Remediation Requirements

FedRAMP requires Critical and High risks to be remediated within 30 days of discovery, Moderate risks within 90 days of discovery, and Low risks within 180 days of discovery. |

POA&M Do's and Don'ts

Do

  • Do follow the instructions in the Instructions tab of the POA&M template to ensure the POA&M is completed correctly. This will prevent delays during the review process.

  • Do remediate or mitigate all High risks identified during the security assessment. FedRAMP will not issue a "FedRAMP Authorized" designation on the FedRAMP Marketplace if there are open High risks.

  • Do ensure that POA&M items can be easily mapped to the SAR Risk Exposure Table.
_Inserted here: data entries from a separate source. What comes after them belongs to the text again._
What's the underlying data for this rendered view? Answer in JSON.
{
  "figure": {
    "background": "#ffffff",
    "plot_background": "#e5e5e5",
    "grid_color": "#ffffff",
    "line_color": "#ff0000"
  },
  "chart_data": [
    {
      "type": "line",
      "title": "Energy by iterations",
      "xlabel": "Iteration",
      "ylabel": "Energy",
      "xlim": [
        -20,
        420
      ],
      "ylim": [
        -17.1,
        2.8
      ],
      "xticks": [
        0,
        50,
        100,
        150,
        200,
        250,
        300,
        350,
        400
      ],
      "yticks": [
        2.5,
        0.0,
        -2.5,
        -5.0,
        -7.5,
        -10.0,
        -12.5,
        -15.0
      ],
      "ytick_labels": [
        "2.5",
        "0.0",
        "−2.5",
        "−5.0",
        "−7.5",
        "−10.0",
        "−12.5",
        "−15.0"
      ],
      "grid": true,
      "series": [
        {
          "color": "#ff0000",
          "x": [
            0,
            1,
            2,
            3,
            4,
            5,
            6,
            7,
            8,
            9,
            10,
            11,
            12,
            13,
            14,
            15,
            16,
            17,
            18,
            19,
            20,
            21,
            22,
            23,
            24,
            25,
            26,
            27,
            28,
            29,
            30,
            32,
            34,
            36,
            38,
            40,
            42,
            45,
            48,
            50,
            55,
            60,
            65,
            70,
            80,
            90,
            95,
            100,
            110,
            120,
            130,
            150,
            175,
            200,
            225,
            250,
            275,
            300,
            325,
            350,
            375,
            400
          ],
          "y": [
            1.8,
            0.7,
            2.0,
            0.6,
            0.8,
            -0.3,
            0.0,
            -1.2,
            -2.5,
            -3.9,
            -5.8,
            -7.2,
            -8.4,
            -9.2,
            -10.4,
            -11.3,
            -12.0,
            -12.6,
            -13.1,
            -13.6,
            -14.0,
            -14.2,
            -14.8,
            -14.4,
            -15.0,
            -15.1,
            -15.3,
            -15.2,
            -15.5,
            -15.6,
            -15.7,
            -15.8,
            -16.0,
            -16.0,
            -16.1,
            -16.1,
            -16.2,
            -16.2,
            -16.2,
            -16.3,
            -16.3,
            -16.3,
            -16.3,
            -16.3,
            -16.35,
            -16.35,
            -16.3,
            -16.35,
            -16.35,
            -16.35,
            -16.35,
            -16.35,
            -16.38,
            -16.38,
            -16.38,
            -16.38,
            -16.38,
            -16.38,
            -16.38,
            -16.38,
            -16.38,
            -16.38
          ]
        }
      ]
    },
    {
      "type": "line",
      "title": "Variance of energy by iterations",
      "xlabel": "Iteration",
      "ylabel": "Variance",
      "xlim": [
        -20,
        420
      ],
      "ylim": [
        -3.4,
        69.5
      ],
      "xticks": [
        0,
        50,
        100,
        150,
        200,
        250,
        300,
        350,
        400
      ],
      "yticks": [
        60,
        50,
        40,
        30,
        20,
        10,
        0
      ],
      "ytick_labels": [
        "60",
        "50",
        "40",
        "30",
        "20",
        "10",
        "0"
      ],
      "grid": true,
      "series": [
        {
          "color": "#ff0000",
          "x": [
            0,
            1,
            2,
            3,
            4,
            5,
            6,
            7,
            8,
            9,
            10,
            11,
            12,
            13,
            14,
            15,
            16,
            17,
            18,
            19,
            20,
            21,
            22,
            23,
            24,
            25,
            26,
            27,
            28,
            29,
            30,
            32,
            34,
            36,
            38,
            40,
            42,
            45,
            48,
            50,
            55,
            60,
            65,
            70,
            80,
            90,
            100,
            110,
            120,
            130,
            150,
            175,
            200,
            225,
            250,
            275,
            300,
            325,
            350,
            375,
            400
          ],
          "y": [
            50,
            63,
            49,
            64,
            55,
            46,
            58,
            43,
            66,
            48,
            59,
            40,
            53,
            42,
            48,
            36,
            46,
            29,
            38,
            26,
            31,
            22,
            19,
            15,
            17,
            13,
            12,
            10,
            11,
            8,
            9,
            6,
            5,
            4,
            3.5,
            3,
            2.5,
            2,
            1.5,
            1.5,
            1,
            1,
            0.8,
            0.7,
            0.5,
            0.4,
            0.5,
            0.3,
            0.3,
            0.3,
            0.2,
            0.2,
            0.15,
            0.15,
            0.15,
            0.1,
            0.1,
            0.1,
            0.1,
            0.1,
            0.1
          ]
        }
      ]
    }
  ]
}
  • Do provide evidence of vendor interactions regarding the status of patches/fixes (e.g., vendor notifications, email exchanges, etc.).

  • Do ensure that the information in Column F (Weakness Detector Source) is consistent with Column F (Weakness Detector Source) in the RET

Don't

  • Don't wait until the CSO is FedRAMP Authorized before checking in with vendors on the status of patches/fixes. CSPs should conduct ConMon activities, such as vendor check-ins, while the federal agency AO is reviewing the authorization package.

  • Don't put VDs and ORs in the POA&M's "Closed" tab. VDs and ORs are considered open risks that must be tracked by the CSP.